Если выбор » Да » является свойством идентификатора, но не сайта, вот вариант.
df3 <- df1 %>%
select(-Sites) %>%
left_join(df2 %>% filter(Choice == "Yes"), by = "ID")
Я думаю, я просто запутался, должны ли совпадать оба сайта и идентификаторы. Если это так, то здесь просто не так много записей.
Ответ №3:
Решение data.table:
df1[df2[ID %in% df2[Choice == "Yes", unique(ID)], ],
on = .(ID, Sites)][is.na(Density),
Density := 0][]
Что там внутри:
df2[Choice == "Yes", unique(ID)
фильтры, где выбор «да», и возвращает уникальные идентификаторы. Они понадобятся нам для фильтрацииdf2
.df2[ID %in% df2[Choice == "Yes", unique(ID)], ]
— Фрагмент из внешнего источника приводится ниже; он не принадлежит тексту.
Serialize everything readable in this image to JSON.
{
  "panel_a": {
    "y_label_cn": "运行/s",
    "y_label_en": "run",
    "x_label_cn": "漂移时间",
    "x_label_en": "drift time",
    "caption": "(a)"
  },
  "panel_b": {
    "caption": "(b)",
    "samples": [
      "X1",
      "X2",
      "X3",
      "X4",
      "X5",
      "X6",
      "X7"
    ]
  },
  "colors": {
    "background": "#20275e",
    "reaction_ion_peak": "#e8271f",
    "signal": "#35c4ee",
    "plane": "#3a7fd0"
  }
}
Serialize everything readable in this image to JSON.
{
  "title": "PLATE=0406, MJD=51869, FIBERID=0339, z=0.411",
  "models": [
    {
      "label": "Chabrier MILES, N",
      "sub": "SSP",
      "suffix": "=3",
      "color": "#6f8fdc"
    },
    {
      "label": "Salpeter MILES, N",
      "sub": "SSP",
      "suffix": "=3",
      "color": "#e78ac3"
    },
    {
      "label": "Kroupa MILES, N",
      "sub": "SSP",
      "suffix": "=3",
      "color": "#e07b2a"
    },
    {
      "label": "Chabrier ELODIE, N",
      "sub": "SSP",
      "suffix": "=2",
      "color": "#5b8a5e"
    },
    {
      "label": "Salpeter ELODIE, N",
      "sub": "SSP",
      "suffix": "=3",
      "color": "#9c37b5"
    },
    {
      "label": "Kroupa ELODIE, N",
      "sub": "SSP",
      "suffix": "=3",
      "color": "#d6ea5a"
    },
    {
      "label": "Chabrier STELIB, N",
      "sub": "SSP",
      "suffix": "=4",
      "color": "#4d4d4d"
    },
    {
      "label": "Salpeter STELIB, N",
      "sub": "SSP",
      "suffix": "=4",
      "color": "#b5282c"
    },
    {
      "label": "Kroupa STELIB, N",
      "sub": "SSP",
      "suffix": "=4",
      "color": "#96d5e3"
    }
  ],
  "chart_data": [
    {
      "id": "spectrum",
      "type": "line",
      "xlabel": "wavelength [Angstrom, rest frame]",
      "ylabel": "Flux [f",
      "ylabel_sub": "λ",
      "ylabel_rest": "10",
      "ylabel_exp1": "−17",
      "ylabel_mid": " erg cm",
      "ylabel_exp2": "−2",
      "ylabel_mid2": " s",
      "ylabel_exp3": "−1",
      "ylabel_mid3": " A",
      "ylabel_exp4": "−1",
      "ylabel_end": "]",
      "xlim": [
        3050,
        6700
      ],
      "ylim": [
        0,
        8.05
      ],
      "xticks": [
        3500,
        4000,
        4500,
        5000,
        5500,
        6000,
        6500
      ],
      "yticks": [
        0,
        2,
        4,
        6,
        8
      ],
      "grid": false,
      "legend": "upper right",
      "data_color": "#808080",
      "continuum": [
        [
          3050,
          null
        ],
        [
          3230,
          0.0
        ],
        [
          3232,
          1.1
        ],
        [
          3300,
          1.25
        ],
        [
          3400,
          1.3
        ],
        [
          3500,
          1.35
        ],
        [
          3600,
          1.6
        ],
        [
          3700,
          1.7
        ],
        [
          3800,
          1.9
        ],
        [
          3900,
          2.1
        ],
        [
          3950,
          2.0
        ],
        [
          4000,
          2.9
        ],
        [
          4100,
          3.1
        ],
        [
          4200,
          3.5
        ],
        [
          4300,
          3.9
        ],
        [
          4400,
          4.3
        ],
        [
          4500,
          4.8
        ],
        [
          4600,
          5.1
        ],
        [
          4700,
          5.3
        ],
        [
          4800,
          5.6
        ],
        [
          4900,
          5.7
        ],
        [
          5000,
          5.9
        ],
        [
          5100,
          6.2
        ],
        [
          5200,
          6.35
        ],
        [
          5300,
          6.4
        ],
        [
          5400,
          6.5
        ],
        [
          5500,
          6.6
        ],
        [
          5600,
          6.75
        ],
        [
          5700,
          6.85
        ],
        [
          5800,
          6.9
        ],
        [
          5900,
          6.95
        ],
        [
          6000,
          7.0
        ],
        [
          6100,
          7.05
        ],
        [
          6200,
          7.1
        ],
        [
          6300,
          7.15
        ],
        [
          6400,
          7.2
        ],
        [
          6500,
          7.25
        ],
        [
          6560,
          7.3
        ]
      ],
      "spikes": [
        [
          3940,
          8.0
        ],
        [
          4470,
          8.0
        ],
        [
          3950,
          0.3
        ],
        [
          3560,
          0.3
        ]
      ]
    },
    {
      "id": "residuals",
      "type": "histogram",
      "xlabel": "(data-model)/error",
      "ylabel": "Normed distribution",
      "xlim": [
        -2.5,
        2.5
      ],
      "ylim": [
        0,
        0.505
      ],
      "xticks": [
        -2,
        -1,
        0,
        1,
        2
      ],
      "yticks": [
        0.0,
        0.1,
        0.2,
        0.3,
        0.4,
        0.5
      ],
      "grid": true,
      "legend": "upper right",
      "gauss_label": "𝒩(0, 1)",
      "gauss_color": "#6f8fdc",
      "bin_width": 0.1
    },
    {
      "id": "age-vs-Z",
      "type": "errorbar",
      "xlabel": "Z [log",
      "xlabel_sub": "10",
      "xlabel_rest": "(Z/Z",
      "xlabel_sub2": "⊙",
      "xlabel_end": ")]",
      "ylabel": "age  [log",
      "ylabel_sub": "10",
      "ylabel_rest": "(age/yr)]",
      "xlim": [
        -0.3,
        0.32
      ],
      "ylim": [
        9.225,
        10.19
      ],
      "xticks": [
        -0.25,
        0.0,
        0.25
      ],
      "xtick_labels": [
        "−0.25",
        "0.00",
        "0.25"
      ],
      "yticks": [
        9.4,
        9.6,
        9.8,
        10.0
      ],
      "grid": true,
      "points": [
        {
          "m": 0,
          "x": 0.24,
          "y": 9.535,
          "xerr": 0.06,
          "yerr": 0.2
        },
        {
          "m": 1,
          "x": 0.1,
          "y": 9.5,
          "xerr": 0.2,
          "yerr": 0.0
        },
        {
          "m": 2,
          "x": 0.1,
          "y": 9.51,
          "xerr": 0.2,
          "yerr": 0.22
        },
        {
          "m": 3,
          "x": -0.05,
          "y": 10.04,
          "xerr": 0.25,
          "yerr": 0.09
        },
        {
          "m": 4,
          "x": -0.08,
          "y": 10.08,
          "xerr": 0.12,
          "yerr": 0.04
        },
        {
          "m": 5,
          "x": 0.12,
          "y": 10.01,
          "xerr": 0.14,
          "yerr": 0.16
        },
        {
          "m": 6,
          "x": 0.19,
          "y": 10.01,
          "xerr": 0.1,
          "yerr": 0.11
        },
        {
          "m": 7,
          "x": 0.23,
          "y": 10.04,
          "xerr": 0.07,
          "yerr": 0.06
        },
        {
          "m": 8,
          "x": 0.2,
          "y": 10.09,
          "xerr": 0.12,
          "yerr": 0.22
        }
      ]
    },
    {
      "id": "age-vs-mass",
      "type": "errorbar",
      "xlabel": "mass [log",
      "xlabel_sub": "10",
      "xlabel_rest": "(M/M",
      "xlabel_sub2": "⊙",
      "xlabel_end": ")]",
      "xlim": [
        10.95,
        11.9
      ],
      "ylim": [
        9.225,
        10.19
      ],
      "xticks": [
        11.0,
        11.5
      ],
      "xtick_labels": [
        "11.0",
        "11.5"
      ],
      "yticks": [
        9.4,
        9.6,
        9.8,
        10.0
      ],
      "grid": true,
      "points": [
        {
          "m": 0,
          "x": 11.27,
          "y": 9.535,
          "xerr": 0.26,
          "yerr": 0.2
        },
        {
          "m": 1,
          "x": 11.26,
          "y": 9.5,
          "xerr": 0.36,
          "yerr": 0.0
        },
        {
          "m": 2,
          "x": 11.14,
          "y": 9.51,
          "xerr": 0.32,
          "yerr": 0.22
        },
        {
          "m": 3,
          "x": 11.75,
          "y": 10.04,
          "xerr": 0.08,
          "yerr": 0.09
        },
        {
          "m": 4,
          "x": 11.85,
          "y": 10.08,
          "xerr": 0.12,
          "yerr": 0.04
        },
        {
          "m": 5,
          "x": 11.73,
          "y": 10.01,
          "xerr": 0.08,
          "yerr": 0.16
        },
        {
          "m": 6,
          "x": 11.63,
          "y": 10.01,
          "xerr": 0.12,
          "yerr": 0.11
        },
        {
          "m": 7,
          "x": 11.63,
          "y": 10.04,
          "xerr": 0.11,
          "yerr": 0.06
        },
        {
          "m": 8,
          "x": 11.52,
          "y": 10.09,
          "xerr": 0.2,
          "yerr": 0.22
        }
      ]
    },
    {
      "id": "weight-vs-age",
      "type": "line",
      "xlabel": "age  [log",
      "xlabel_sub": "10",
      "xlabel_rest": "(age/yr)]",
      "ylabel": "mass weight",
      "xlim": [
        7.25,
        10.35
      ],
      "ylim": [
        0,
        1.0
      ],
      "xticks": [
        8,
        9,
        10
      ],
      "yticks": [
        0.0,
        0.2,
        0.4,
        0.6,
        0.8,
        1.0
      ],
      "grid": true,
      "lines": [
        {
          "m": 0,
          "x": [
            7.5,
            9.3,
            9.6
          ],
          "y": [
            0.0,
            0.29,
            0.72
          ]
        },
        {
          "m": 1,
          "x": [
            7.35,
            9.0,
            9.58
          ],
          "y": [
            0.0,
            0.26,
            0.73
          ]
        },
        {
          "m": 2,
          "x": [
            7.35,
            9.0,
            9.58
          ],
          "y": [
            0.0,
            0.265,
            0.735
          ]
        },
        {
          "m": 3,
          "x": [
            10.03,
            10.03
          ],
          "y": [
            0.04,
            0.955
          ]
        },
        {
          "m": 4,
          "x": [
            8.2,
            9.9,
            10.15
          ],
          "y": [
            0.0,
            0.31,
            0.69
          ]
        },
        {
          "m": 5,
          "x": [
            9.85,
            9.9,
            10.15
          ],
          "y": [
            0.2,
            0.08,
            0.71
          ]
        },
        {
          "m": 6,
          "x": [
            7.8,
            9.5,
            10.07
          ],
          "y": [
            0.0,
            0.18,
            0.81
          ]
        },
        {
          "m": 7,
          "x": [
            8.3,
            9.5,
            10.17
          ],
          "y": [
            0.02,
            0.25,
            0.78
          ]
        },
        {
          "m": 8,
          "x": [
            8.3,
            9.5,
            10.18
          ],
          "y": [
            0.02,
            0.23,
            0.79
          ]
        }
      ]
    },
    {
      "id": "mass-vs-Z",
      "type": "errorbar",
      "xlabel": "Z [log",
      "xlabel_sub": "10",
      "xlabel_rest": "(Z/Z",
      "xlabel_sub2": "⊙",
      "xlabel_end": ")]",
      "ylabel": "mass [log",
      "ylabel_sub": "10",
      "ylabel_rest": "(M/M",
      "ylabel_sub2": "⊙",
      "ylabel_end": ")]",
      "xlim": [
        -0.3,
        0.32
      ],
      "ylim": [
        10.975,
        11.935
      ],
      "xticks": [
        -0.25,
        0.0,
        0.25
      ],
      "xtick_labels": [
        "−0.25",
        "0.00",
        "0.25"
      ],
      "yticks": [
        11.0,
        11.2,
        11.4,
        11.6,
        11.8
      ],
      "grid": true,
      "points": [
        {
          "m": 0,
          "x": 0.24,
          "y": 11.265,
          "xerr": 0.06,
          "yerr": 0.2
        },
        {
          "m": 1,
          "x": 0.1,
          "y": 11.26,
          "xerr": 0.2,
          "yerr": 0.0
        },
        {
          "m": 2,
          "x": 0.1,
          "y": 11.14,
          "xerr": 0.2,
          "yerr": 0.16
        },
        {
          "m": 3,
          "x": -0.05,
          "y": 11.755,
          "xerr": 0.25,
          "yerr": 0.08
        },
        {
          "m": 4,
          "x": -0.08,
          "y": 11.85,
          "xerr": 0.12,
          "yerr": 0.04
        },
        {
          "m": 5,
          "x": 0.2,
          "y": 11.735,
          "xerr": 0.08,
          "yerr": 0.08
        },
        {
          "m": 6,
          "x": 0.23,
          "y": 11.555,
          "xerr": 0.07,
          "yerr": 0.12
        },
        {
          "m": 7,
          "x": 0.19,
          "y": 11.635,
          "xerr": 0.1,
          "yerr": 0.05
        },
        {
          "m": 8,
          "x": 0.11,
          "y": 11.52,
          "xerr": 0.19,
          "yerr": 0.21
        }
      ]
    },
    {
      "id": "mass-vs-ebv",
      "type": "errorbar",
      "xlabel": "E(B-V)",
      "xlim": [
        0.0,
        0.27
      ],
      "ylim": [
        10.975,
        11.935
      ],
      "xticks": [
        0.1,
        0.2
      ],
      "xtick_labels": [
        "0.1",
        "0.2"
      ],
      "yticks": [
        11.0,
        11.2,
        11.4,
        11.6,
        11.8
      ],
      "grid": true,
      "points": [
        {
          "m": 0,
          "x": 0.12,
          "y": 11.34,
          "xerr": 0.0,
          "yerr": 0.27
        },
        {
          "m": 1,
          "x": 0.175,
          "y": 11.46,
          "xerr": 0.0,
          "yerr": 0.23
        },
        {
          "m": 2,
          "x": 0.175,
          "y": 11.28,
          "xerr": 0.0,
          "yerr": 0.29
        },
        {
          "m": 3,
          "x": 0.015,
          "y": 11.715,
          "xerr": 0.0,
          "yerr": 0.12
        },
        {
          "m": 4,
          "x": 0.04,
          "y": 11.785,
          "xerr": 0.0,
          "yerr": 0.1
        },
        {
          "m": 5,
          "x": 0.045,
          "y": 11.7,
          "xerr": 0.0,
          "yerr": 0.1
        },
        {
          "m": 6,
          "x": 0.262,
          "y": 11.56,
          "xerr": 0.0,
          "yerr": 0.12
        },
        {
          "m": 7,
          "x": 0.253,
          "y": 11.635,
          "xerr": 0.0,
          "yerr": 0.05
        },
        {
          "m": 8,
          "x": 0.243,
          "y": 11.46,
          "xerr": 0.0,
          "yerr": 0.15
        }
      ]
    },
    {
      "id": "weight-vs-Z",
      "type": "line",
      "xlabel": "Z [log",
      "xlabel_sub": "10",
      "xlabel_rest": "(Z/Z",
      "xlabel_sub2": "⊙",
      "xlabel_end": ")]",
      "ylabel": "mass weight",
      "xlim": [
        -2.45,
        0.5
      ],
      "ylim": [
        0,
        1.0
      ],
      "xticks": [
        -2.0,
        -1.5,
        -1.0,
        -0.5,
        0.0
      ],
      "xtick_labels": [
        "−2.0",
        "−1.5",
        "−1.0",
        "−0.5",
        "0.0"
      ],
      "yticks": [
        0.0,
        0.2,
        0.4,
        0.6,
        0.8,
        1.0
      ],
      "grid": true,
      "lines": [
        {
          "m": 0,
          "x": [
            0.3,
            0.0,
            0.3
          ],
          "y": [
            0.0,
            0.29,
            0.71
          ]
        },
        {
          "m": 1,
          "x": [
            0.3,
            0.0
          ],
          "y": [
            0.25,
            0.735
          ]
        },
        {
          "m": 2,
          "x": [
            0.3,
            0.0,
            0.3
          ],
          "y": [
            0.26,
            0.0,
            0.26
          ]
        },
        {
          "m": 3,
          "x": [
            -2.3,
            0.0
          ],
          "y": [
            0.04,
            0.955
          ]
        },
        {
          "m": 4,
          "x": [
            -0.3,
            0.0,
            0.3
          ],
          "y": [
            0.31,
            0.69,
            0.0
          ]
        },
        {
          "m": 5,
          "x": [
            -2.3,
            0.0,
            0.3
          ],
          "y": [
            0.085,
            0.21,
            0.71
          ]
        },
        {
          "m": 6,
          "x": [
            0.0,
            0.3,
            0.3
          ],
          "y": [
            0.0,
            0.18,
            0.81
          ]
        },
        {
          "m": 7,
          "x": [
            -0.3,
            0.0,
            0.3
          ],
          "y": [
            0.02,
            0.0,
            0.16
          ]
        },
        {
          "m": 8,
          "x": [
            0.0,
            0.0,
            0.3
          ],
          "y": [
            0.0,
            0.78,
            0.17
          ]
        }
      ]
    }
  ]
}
фильтрует только те случаи, когда идентификатор совпадает с идентификаторами, в которых есть хотя бы одно «да» в выборе.df1[df_x, on = .(ID, Sites)]
делает левое соединениеdf1
с тем, что находится внутриdf_x
(в нашем случае отфильтрованноеdf2
.[is.na(Density), Density := 0]
фильтрует строки, в которых указана плотностьNA
, и только в этих строках присваивает 0 плотности.[]
Печать для отображения полученных данных, на самом деле вам это не нужно.